Wahlforscher sehen Corbyns Truppe derzeit in der Wählergunst praktisch gleichauf mit Mays konservativen Torys. Wenn nächste Woche in Großbritannien Wahlen wären, dann hätte Corbyn, der im Mai 70 Jahre alt wird, eine echte Chance, neuer Regierungschef zu werden. Eine erstaunliche späte Karriere für einen politischen Außenseiter, der zuvor drei Jahrzehnte als einflussloser Linksaußen im Unterhaus verbracht hat. Mehr als 500 Mal hat Corbyn während dieser Zeit im Parlament gegen die offizielle Linie der Labour-Parteiführung gestimmt. Als er 2015 von den Mitgliedern völlig überraschend per Urwahl zum Vorsitzenden gewählt wurde, war das für die BBC „eine der größten Sensationen in der politischen Geschichte Großbritanniens“.
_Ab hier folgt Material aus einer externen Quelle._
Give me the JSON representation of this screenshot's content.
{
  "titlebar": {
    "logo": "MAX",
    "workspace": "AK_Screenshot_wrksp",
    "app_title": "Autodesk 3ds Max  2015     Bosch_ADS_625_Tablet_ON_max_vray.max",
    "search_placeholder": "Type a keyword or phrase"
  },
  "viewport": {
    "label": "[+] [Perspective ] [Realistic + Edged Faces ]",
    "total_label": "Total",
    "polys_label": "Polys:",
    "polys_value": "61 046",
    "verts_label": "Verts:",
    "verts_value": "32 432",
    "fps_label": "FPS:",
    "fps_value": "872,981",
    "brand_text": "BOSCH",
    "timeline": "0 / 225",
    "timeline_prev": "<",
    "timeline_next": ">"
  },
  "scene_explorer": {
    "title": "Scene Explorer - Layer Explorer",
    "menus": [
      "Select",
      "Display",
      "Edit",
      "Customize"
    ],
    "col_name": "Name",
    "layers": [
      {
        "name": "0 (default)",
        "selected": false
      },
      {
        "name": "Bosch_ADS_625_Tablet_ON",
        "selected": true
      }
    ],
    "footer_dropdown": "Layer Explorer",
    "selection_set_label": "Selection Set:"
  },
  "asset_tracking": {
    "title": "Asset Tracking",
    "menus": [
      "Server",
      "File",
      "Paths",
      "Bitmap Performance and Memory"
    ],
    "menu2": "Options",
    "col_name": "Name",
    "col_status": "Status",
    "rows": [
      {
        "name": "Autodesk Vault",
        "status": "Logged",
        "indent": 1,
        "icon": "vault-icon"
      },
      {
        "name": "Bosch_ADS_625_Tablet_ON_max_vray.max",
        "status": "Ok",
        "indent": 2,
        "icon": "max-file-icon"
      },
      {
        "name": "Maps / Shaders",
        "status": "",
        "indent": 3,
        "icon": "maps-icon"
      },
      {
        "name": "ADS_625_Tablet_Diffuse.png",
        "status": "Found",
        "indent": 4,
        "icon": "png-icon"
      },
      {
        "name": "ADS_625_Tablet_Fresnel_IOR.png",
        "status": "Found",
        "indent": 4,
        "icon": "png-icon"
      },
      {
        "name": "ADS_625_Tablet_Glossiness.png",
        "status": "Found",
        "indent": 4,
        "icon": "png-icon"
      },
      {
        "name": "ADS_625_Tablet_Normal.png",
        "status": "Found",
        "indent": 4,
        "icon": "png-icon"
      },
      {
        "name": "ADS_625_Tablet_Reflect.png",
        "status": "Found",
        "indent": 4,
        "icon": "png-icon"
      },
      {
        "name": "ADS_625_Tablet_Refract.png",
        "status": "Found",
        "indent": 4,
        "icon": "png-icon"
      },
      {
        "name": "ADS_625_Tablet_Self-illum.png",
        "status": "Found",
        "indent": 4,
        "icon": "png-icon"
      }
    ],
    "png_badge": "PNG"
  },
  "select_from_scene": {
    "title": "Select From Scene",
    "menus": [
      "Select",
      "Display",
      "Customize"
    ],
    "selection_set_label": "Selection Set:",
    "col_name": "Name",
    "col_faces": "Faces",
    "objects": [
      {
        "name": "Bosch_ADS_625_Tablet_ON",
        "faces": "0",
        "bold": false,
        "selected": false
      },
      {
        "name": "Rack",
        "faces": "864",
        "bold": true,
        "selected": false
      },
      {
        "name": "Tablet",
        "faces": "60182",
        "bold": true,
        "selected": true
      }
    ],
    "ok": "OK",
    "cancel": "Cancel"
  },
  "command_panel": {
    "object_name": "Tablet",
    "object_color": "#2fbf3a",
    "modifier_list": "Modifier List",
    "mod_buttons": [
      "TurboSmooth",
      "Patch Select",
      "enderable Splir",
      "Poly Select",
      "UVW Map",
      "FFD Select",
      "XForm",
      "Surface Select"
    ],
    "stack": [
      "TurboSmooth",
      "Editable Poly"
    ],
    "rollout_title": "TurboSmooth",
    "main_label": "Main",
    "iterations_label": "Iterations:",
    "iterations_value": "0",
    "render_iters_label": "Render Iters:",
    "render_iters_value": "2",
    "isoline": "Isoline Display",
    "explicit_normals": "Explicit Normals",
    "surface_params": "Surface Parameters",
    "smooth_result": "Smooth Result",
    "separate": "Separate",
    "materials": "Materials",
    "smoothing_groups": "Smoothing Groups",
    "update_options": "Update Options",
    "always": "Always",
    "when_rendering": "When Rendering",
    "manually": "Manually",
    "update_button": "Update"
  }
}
Noch mehr gefürchtet als der Brexit
Der feuerrote Labour-Chef hat nun ein weiteres Kunststück fertiggebracht: In Großbritanniens Chefetagen wird Corbyn heute noch mehr gefürchtet als der Brexit – und das will etwas heißen. Viele Wirtschaftsführer auf der Insel blicken dem EU-Austritt des Königreichs am 29. März nämlich mit Schrecken entgegen. Sie fürchten, dass der Brexit kurzfristig zu Chaos in ihren Betriebsabläufen und dauerhaft zu teuren Hürden für den wichtigen Außenhandel mit Kontinentaleuropa führen wird. Ein Projekt der nationalen Selbstbeschädigung.
Doch wer britische Manager beim Smalltalk fragt, was für sie das größere Übel wäre – ein „No-Deal-Brexit“, also ein Austritt ohne vertragliche Einigung mit der EU, oder der Labour-Chef als neuer Premierminister –, der erhält nach einem gequälten Lächeln fast immer dieselbe Antwort: Corbyn wäre schlimmer. Wobei die eigentliche Befürchtung der Konzernchefs ist, dass sie am Ende beides bekommen: Zuerst einen wirtschaftlich destruktiven Brexit, dessen politische Schockwellen dann Theresa May aus dem Amt fegen und Jeremy Corbyn an die Macht bringen.